Although Medicare or Medicaid may cover a portion of the costs for living in a nursing home under certain specific conditions, it will not cover all the costs. Living in a nursing home can be very expensive. Genworth has developed an online tool that helps give an idea of the costs of assisted living.
How Much Does Nursing Home Insurance Cost?
The most recent study by the Association for Long-Term Care Insurance shows the price of long-term care insurance for a couple, both aged 55, ranges from $3,000 to $6,300 for virtually the same coverage.
How Much Money Will a Nursing Home Policy Pay You?
When you discuss the options for nursing home insurance coverage with a financial adviser they should provide you with several coverage options. Depending on your personal situation—which will include an assessment of your current health, your age at the time you purchase nursing home coverage, and the level of coverage you choose—a policy could pay between $100 to $500 a day on average.
The amount a policy will pay will be clearly outlined at the time you purchase your policy, so be sure to ask if the limit for daily cost is not clear to you.
How Long Will Costs Be Covered for a Nursing Home?
Costs for nursing homes are not covered for unlimited amounts of time. Just as there will be a daily limit on how much they will pay you when you're in a nursing home listed within the policy, there will also be specific time limits mentioned as well. This time limit would be referred to as the benefit period.
When Does the Policy Start Paying?
Nursing home insurance may have an elimination period. This is like the waiting period in various health insurance policies before coverage kicks in.
If you take a policy with a shorter elimination period, or none, then it will cost more. If you decide to take a longer elimination period, you are essentially agreeing to cover the costs yourself for a longer period before your policy starts to pay.
This ability to self-insure for the longer elimination period will help you save on annual premiums, even though it will cost you more at the time of a claim. Discuss these options with your financial adviser to understand what the best option will be for your situation. You do not want to take a longer elimination period only to find you can't afford the costs at a critical time.
When Should a Person Buy Nursing Home Insurance?
The longer you wait to buy nursing home insurance, the more expensive it will be. The cost is based on your age and health. You may also risk not being able to purchase the insurance if your health deteriorates as you get older.
If you are considering purchasing this coverage, doing so no later than your 50s will ensure the best chance of a good rate.
There's a 14% chance of being turned down for a policy in your 50s, and that number increases to 25% in your 60s.

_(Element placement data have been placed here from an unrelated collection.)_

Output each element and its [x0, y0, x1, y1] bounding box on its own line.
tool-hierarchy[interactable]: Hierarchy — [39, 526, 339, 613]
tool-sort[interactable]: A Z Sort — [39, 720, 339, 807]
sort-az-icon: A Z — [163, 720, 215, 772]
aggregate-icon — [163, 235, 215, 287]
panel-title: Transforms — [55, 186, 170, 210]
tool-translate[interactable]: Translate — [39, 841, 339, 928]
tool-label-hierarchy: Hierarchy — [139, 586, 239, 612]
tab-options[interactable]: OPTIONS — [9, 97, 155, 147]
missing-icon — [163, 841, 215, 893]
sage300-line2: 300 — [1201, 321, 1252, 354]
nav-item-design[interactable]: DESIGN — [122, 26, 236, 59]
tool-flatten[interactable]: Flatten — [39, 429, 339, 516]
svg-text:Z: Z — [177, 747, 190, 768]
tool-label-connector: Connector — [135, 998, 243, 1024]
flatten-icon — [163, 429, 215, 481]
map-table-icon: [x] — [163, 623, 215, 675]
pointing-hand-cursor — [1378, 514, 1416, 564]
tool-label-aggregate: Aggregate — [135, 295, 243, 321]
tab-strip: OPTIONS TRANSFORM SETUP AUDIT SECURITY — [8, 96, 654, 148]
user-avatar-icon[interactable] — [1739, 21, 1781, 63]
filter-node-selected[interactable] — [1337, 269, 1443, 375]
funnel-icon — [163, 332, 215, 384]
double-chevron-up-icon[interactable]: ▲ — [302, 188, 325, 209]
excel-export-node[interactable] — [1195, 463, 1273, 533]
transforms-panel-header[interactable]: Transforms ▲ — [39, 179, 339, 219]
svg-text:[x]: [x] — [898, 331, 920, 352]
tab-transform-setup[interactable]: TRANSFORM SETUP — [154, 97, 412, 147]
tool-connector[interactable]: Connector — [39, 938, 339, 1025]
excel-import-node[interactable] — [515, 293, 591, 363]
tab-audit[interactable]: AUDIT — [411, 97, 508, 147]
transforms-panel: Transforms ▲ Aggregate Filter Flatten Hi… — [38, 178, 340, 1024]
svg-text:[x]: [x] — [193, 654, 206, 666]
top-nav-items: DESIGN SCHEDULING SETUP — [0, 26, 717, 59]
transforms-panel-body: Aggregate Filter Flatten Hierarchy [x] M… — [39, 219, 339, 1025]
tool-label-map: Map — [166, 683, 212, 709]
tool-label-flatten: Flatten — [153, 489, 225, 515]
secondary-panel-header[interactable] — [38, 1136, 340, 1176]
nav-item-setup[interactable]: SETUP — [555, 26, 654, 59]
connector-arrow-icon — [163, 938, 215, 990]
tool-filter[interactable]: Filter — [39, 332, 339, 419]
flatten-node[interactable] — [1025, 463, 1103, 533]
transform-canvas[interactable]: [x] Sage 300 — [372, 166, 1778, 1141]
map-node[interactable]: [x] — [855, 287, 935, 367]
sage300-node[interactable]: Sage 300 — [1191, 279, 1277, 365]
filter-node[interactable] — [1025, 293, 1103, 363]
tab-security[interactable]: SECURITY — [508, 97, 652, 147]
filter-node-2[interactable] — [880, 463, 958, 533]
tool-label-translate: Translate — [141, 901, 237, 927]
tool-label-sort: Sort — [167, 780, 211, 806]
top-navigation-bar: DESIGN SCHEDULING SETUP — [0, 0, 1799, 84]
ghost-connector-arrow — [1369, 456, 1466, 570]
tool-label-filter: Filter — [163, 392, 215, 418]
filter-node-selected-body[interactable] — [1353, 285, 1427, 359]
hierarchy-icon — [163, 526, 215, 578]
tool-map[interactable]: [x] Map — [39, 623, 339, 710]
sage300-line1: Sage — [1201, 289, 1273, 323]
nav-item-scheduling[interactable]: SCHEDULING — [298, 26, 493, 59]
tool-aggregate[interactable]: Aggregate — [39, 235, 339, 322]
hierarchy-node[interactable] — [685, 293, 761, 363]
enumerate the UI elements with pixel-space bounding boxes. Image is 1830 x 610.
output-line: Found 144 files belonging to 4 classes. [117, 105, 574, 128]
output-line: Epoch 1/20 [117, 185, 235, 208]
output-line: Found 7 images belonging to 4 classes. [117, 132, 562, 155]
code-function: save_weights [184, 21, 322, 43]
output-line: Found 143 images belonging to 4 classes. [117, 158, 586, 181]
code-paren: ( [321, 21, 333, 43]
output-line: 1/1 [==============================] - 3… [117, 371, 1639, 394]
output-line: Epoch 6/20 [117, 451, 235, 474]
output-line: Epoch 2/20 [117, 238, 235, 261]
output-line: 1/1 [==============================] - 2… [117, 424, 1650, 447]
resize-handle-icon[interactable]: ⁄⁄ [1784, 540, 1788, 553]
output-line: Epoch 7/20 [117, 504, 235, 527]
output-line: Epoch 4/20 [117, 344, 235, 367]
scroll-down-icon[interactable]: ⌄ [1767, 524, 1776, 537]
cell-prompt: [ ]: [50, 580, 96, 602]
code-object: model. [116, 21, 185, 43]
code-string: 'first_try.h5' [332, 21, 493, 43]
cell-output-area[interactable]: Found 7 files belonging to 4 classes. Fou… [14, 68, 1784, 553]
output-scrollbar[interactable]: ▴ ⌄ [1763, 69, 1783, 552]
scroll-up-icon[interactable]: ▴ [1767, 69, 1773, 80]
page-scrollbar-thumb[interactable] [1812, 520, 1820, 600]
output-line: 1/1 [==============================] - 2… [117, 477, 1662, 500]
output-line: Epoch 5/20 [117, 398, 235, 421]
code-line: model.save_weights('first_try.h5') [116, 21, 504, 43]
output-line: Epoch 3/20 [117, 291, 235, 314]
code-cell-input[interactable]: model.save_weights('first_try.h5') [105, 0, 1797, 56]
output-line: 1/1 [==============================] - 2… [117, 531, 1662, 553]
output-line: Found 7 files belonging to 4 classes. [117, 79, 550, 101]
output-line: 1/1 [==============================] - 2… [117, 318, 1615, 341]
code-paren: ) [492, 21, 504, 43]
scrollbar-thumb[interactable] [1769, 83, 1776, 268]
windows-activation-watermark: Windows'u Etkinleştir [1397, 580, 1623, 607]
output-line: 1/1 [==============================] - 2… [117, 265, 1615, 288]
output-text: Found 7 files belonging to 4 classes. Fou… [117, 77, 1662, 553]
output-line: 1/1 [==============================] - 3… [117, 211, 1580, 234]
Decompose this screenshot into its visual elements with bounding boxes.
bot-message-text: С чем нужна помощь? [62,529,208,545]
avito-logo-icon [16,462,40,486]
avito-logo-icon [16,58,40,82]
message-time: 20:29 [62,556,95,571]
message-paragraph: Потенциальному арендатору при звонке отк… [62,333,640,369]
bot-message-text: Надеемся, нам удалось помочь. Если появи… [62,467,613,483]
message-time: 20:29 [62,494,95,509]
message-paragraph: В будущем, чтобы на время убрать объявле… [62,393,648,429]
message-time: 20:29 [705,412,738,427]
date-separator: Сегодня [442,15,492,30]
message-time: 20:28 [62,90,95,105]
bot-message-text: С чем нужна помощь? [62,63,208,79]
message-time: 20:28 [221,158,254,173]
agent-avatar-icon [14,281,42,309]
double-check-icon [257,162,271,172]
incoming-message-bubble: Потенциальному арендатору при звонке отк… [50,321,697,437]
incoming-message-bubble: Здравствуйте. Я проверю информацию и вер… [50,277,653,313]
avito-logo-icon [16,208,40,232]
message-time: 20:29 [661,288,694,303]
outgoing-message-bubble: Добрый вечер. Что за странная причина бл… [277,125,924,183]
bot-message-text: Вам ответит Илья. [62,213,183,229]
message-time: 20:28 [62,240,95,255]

What Happens If You Never Use It?
If you benefit from good health and never use your nursing home insurance, some policies offer these options:
- The option to cash out. When you purchase a policy ask about whether you will have a cash-out option.
- Receive dividends. Some health insurance policies may also offer the opportunity to receive dividends, a similar concept to life insurance policies with values.
- Take a death benefit. A beneficiary may be able to cash out if you never use the coverage.